Endpoint Protection

 View Only

  • 1.  Client changing server/location

    Posted Dec 21, 2012 10:33 AM

    We are trying to implement a specific management server list (SEP-EUR) for a group (EUR). 

    The group currently only has 1 client (the management server - SEPM-EUR) and 2 locations. 

    There is only 1 management server in the SEP-EUR server list.

    We have a second management server list (SEP-NA) with two management servers (SEPM-NA1, SEPM-NA2).

    We set the policy for the EUR group to point the management server list in the Communications Settings to SEP-EUR.

    The SEPM-EUR client is quickly changing management server to self-managed, SEPM-EUR, SEPM-NA1 and SEPM-NA2.  The behavior can be seen in the troubleshooting window.

    Changing the policy for the EUR group to point the management server list in the Communications Settings to SEP-NA or Default Management Server List stablizes the SEPM-EUR client management server to one of the three servers.

     

    What am I missing in the setup of the management list server or group policy?  Is it something wrong on the SEPM-EUR server?

     

    Thanks for the help.

    SEPM 12.1.1 RU1 MP1

    SEP 12.1.1 RU1 MP1



  • 2.  RE: Client changing server/location

    Posted Dec 21, 2012 10:42 AM

    What did you set the priority to for SEPM-NA1 and SEPM-NA2? Are they set to Priority 2?



  • 3.  RE: Client changing server/location

    Posted Dec 21, 2012 10:53 AM

    Can you give us a bit more info about your environment as well please?  Are these two separate SEP Sites, or one single site spanning the WAN?

    It's worth noting the SEP infrastructure must be either replicating / load balancing (as described above), or the SEPM-EUR having been built following DR processes, in order to switch management using MSLs.

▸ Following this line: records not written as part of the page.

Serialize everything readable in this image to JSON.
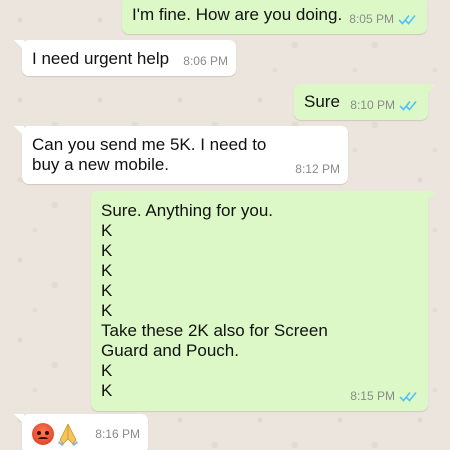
{
  "chat": {
    "accent_tick_color": "#4fc3f7",
    "outgoing_bubble_color": "#dcf8c6",
    "incoming_bubble_color": "#ffffff",
    "messages": [
      {
        "direction": "out",
        "text": "I'm fine. How are you doing.",
        "time": "8:05 PM",
        "status_icon": "double-tick-read-icon"
      },
      {
        "direction": "in",
        "text": "I need urgent help",
        "time": "8:06 PM"
      },
      {
        "direction": "out",
        "text": "Sure",
        "time": "8:10 PM",
        "status_icon": "double-tick-read-icon"
      },
      {
        "direction": "in",
        "text": "Can you send me 5K. I need to\nbuy a new mobile.",
        "time": "8:12 PM"
      },
      {
        "direction": "out",
        "text": "Sure. Anything for you.\nK\nK\nK\nK\nK\nTake these 2K also for Screen\nGuard and Pouch.\nK\nK",
        "time": "8:15 PM",
        "status_icon": "double-tick-read-icon"
      },
      {
        "direction": "in",
        "emoji": [
          "pouting-face-emoji",
          "folded-hands-emoji"
        ],
        "time": "8:16 PM"
      }
    ]
  }
}
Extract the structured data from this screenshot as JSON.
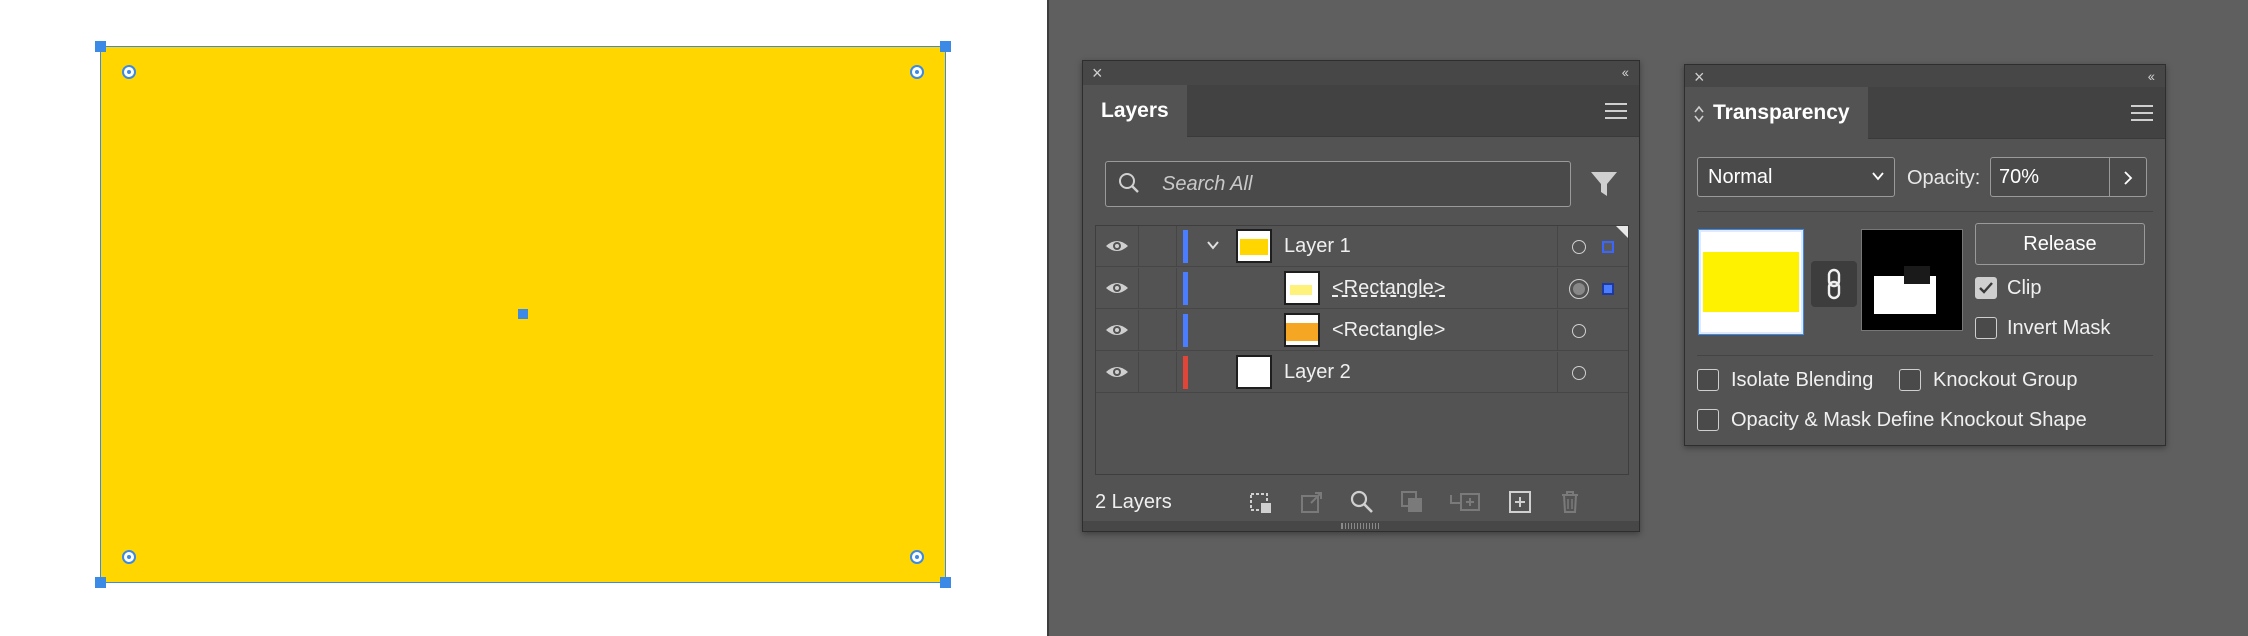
{
  "colors": {
    "artwork_fill": "#ffd600",
    "selection": "#3b8ae6",
    "panel_bg": "#535353"
  },
  "layers_panel": {
    "tab_label": "Layers",
    "search_placeholder": "Search All",
    "rows": [
      {
        "name": "Layer 1",
        "kind": "layer",
        "expanded": true,
        "color": "#4a7dff"
      },
      {
        "name": "<Rectangle>",
        "kind": "object",
        "selected": true,
        "color": "#4a7dff"
      },
      {
        "name": "<Rectangle>",
        "kind": "object",
        "color": "#4a7dff"
      },
      {
        "name": "Layer 2",
        "kind": "layer",
        "color": "#e0453a"
      }
    ],
    "footer_count": "2 Layers",
    "footer_icons": [
      "collect-for-export-icon",
      "export-icon",
      "locate-object-icon",
      "make-clipping-mask-icon",
      "new-sublayer-icon",
      "new-layer-icon",
      "delete-icon"
    ]
  },
  "transparency_panel": {
    "tab_label": "Transparency",
    "blend_mode": "Normal",
    "opacity_label": "Opacity:",
    "opacity_value": "70%",
    "release_label": "Release",
    "clip_label": "Clip",
    "clip_checked": true,
    "invert_mask_label": "Invert Mask",
    "invert_mask_checked": false,
    "isolate_blending_label": "Isolate Blending",
    "knockout_group_label": "Knockout Group",
    "opacity_mask_label": "Opacity & Mask Define Knockout Shape"
  }
}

    If not setup with one of these scenarios you'll have to change the client's communciations file to get it reporting to SEPM-EUR.



  • 4.  RE: Client changing server/location

    Posted Dec 21, 2012 10:57 AM

    SEPM-NA1/2 are not listed in the SEP-EUR management server list. 

    Only 1 site.

    The SEPM-EUR is new SEPM server.



  • 5.  RE: Client changing server/location
    Best Answer

    Posted Dec 21, 2012 11:02 AM

    If SEPM-EUR was not built using the DR processes, then there is not way to switch the client from the NA servers to SEPM-EUR using the MSLs alone.

    You must change the sylink file as described below:

    http://www.symantec.com/docs/TECH157585



  • 6.  RE: Client changing server/location

    Posted Dec 21, 2012 11:38 AM

    Thanks for the quick replies...after importing the sylink using method 2 the client is staying connected to the SEPM-EUR.   On to the next problem!